EGD

1An upper endoscopy is a procedure in which your gastroenterologist is able to look inside your esophagus (swallowing tube), stomach and duodenum (first part of the small bowel). Some of the main reasons for the test can include difficulty swallowing, non-cardiac chest pain, acid reflux or heartburn, upper abdominal pain, nausea, vomiting, bleeding or low blood count or suspected infection.

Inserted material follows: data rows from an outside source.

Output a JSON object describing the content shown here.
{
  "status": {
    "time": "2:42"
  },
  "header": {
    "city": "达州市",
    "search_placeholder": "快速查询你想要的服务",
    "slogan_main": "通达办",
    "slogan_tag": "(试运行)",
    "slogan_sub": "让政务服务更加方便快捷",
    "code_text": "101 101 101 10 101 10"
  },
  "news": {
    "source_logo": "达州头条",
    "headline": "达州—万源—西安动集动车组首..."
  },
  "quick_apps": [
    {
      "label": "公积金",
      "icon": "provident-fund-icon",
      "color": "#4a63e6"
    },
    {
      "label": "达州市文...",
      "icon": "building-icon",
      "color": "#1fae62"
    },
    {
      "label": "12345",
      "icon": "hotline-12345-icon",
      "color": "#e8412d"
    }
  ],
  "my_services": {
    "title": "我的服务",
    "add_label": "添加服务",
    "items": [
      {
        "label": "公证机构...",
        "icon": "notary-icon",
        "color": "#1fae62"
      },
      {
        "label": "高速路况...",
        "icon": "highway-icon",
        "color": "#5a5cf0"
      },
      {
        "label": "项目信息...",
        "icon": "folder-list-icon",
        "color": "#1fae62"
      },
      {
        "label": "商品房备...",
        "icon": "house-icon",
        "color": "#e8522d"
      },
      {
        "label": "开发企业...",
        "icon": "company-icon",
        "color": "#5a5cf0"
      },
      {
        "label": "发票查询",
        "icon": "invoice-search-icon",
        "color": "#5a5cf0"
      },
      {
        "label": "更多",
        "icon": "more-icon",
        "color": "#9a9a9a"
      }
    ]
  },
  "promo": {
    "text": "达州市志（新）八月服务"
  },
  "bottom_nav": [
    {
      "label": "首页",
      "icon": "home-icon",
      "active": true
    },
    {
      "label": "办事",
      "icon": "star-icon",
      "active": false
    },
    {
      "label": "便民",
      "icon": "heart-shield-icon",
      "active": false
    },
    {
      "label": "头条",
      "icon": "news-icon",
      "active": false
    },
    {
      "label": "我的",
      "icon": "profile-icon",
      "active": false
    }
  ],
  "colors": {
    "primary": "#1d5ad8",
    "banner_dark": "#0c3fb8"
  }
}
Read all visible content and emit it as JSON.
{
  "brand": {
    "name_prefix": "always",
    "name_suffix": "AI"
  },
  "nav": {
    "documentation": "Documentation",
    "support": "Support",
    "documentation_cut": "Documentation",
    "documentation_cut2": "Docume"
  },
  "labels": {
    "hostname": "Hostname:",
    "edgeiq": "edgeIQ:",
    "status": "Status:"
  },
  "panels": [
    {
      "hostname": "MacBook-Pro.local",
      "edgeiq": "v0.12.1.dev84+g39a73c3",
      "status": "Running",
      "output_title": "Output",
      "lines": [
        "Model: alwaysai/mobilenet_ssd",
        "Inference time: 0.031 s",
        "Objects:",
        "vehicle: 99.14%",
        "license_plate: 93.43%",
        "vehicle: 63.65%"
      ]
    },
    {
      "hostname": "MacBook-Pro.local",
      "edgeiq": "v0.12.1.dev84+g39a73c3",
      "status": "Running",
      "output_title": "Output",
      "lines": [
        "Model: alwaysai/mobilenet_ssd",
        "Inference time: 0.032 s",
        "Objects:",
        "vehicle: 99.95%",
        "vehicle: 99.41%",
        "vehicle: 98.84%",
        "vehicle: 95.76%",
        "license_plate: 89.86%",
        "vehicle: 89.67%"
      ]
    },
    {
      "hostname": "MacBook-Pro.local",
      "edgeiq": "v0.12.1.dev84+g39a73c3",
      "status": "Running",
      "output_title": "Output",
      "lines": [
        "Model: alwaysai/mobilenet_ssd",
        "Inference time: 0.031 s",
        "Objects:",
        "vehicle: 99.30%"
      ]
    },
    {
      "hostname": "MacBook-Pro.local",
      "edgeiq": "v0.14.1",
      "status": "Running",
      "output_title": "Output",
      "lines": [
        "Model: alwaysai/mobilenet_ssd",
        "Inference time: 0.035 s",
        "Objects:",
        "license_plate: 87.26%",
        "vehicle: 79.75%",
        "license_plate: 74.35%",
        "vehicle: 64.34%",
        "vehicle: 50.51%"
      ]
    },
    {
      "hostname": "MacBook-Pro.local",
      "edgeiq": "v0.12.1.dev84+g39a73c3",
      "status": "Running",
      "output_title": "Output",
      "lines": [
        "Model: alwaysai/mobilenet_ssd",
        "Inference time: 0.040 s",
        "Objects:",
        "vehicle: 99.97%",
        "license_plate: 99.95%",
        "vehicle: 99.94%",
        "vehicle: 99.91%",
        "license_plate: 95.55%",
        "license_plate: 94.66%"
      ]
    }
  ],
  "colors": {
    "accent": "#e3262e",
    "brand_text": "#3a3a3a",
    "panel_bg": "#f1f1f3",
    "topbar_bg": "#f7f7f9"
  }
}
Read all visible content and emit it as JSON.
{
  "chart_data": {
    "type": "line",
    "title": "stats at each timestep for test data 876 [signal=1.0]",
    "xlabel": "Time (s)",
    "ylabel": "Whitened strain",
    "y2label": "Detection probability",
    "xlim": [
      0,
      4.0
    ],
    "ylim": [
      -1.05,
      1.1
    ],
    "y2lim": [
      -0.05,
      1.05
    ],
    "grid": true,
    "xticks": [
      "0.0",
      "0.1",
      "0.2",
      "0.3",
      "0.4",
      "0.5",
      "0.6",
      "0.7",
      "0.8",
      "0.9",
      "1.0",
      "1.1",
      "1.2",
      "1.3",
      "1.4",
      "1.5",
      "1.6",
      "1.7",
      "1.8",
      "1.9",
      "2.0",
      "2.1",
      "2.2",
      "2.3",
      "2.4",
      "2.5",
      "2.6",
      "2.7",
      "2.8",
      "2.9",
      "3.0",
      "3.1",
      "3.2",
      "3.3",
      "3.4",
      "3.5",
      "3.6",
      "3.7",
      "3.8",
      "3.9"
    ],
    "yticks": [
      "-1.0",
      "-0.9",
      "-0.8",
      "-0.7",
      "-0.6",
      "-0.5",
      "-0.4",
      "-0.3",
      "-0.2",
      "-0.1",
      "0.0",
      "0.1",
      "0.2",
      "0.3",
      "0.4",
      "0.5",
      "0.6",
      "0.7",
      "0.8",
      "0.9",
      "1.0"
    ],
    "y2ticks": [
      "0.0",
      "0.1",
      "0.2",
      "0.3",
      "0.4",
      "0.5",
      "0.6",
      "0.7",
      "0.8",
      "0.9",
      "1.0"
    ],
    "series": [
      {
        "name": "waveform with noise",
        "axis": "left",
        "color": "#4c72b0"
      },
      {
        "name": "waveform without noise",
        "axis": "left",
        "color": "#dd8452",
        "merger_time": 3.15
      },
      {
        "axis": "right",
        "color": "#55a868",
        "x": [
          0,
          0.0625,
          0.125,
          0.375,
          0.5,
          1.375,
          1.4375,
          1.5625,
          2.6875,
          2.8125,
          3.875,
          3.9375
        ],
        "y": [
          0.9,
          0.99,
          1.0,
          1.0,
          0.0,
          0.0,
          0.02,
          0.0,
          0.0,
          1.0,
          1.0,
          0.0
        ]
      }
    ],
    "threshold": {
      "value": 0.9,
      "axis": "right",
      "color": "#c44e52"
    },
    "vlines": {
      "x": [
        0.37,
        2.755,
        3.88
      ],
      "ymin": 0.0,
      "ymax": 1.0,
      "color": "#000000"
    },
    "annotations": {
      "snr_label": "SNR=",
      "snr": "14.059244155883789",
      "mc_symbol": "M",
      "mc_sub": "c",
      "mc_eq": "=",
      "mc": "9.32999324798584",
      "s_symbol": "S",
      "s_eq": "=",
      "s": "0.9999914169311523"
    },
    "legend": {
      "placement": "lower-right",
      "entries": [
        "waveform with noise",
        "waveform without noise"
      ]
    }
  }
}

What to Expect During the Procedure

The inside of the upper GI tract is visualized with an instrument called an endoscope. An endoscope is a thin, smooth, flexible, lighted tube that is equipped with a tiny video camera. The endoscope is passed through your mouth and advanced into the upper part of your GI tract. During this time, the video shows up on a screen so the doctor may examine the lining of the esophagus, stomach and duodenum. Other instruments can be passed through a channel in the endoscope to take biopsies, remove polyps or stop bleeding. For those patients who may have a narrowing in the esophagus, which can be causing problems swallowing, the doctor may choose to stretch that area out with special instruments called dilators. You will be administered sedatives to help you tolerate the procedure. During the exam you are always breathing on your own, and at no time should your airway be obstructed by the endoscope.

What to Expect After the Procedure

After the procedure is completed, you will be taken to the recovery area. In recovery, you will slowly begin to recover from the sedatives. The doctor will come to your bedside to discuss the test findings. Within 30 minutes, you should be alert enough to drink fluids and start thinking about going home. Though you may feel completely alert, you will be told that you may not drive or make any important decisions for the following 12 hours.

There are risks and side effects for every procedure. Complications are rare, but can include bleeding and puncture of the stomach lining. Some patients may have a sore throat for a couple of days as well as feel gas pressure in the abdomen from the air that is inserted during the test to inflate the stomach and small bowel. You will be given written discharge instructions explaining your recovery and the doctor's phone number you may call in case of an emergency.